As advances were made, Altman persevered and switched the company to a “capped profit” status that allowed for a limited level of money making.

But OpenAI was still controlled by a board made up largely of AI researchers and academics that believed they were saving the world from the dangers of AI.

Meanwhile at the company, pushed by Altman, staff raced to develop the world’s most powerful generative AI and getting it to users.

The schizophrenic set-up imploded spectacularly last November, when the board fired Altman out-of-the-blue.

Within hours, OpenAI staff rebelled and, with Microsoft working in the background, Altman was reinstated.

Those involved in Altman’s ouster, including almost all of the company’s original founders, have since left the company.

Alarmed by the chaos, the new investors have demanded that OpenAI become a more classic “for-profit” outfit within two years.

Admitting the change, CFO Friar said “we want to be a more traditional company. Why make things complicated that don’t need to be complicated.”

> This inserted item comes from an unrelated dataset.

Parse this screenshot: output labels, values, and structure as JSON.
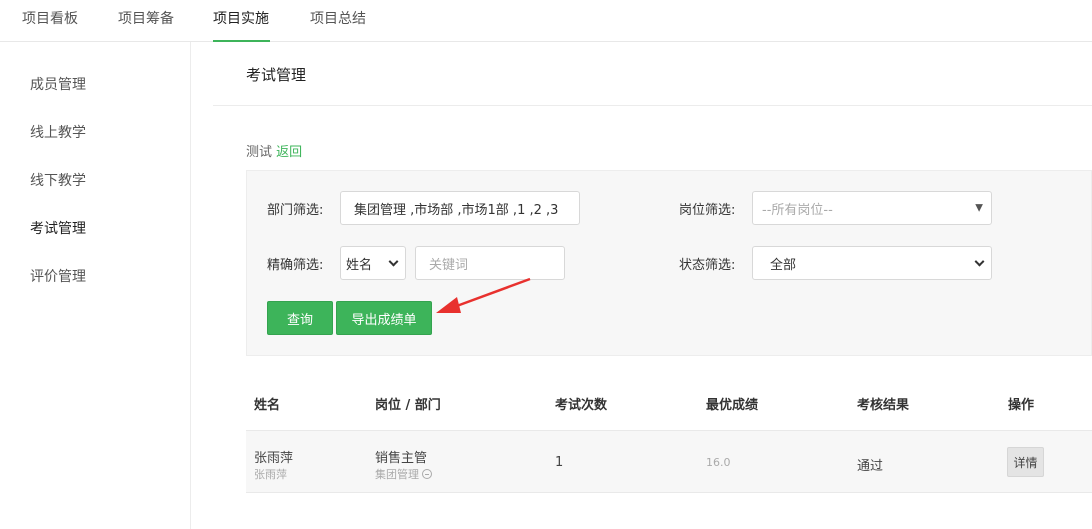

Since the release of ChatGPT, Altman has been celebrated as the next Steve Jobs or Bill Gates, visionary tech leaders who were ruthless in business.

The star-power drew the investors who want to reward Altman with equity in OpenAI and guarantee his commitment to the company’s future.

A share of just a few percentage points would turn Altman into a multi-billionaire, but also rankle critics who have questioned his incentives.

Friar said that talks were ongoing on how to give Altman skin in the game, but insisted that “nothing has been set in stone right now.”